Konstanty Korniakt dealt with international trade, especially from the Ottoman Empire and the Holy Roman Empire. He became a merchant and traded in wine, cloth, cotton, honey, hides and furs and soon became very wealthy, even lending money to the kings of Poland including Sigismund II Augustus, and other noble families.

===Contributions===
Korniakt was a patron of architecture and built a magnificent house near the market, which later was rebuilt by John III Sobieski and is now known as the Korniakt Palace. He also expanded the Wallachian church and funded its famous tower. He was an ardent follower of the Eastern Orthodox Church and defended its interests maintaining friendly relations with other Christian denominations.

==Family==
Around 1575 he married Ruthenian noblewoman Anna Dzieduszycka h. Sas, and soon had children. His sons were Alexander, Constantine (father of Captain Charles Francis) and Michael Korniakt, his daughters were Katarzyna, Anna (married Jan "Gratus" Tarnowski), Sophia (married Abraham Hubert) and Catherine (married Aleksander Chodkiewicz and after his death the governor of Belz, Duke Konstanty Wiśniowiecki).
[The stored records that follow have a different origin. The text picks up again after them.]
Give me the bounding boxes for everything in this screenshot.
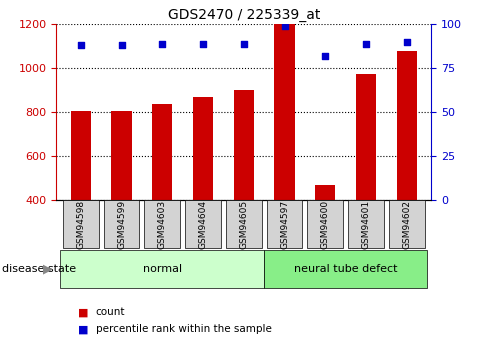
FancyBboxPatch shape	[307, 200, 343, 248]
Point	[281, 23, 289, 29]
FancyBboxPatch shape	[267, 200, 302, 248]
Text: neural tube defect: neural tube defect	[294, 264, 397, 274]
Title: GDS2470 / 225339_at: GDS2470 / 225339_at	[168, 8, 320, 22]
FancyBboxPatch shape	[348, 200, 384, 248]
Point	[199, 41, 207, 46]
Text: ■: ■	[78, 325, 89, 334]
Point	[240, 41, 247, 46]
Bar	[234, 90, 254, 200]
Text: GSM94599: GSM94599	[117, 200, 126, 249]
Text: GSM94605: GSM94605	[239, 200, 248, 249]
Point	[362, 41, 370, 46]
Bar	[274, 24, 294, 200]
Point	[158, 41, 166, 46]
Text: ▶: ▶	[43, 263, 53, 276]
Bar	[315, 185, 336, 200]
Point	[403, 39, 411, 45]
Text: ■: ■	[78, 307, 89, 317]
Text: disease state: disease state	[2, 264, 76, 274]
Point	[321, 53, 329, 59]
Text: GSM94600: GSM94600	[321, 200, 330, 249]
Bar	[71, 111, 91, 200]
Text: GSM94598: GSM94598	[76, 200, 85, 249]
FancyBboxPatch shape	[264, 250, 427, 288]
Point	[77, 42, 85, 48]
FancyBboxPatch shape	[63, 200, 98, 248]
Text: normal: normal	[143, 264, 182, 274]
Point	[118, 42, 125, 48]
Text: GSM94597: GSM94597	[280, 200, 289, 249]
Text: GSM94604: GSM94604	[198, 200, 208, 249]
FancyBboxPatch shape	[185, 200, 221, 248]
FancyBboxPatch shape	[389, 200, 425, 248]
Bar	[111, 111, 132, 200]
Bar	[152, 104, 172, 200]
FancyBboxPatch shape	[226, 200, 262, 248]
Text: GSM94602: GSM94602	[402, 200, 411, 249]
Text: count: count	[96, 307, 125, 317]
Text: GSM94601: GSM94601	[362, 200, 370, 249]
Bar	[356, 73, 376, 200]
FancyBboxPatch shape	[145, 200, 180, 248]
FancyBboxPatch shape	[103, 200, 140, 248]
Text: GSM94603: GSM94603	[158, 200, 167, 249]
FancyBboxPatch shape	[60, 250, 264, 288]
Text: percentile rank within the sample: percentile rank within the sample	[96, 325, 271, 334]
Bar	[396, 51, 417, 200]
Bar	[193, 97, 213, 200]
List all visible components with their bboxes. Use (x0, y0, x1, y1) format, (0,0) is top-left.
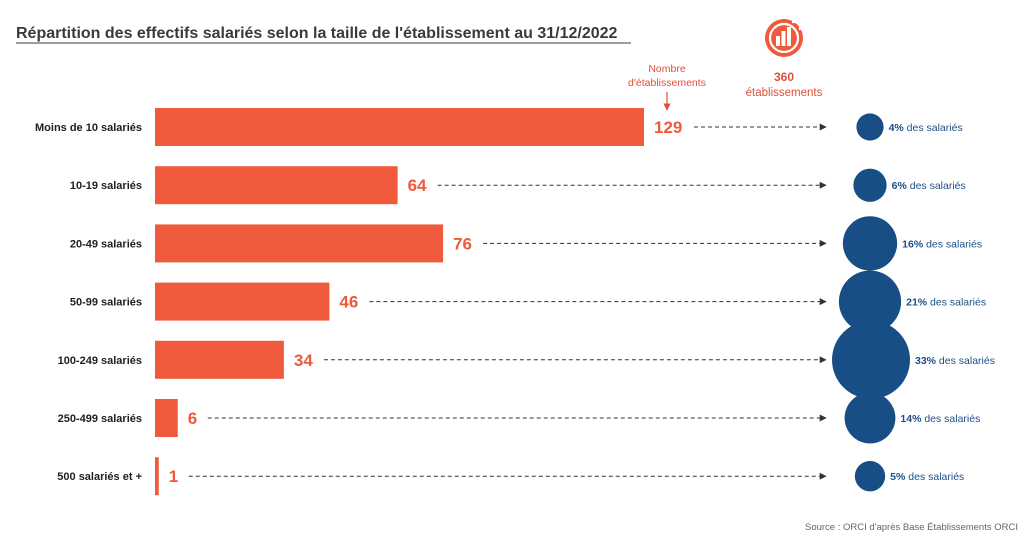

Soon after his death in 1603, all of his children converted to Catholicism and eventually were polonized. His son subsequently sold part of his estate and land in Lwów, and his brother Alexander Korniaktow left and moved to the property he inherited from his parents in Przemyśl. He was owner of three residences in the villages Sośnica, Złotowice and Białoboki, the latter being chosen for the family. In 1610 the construction of the castle began.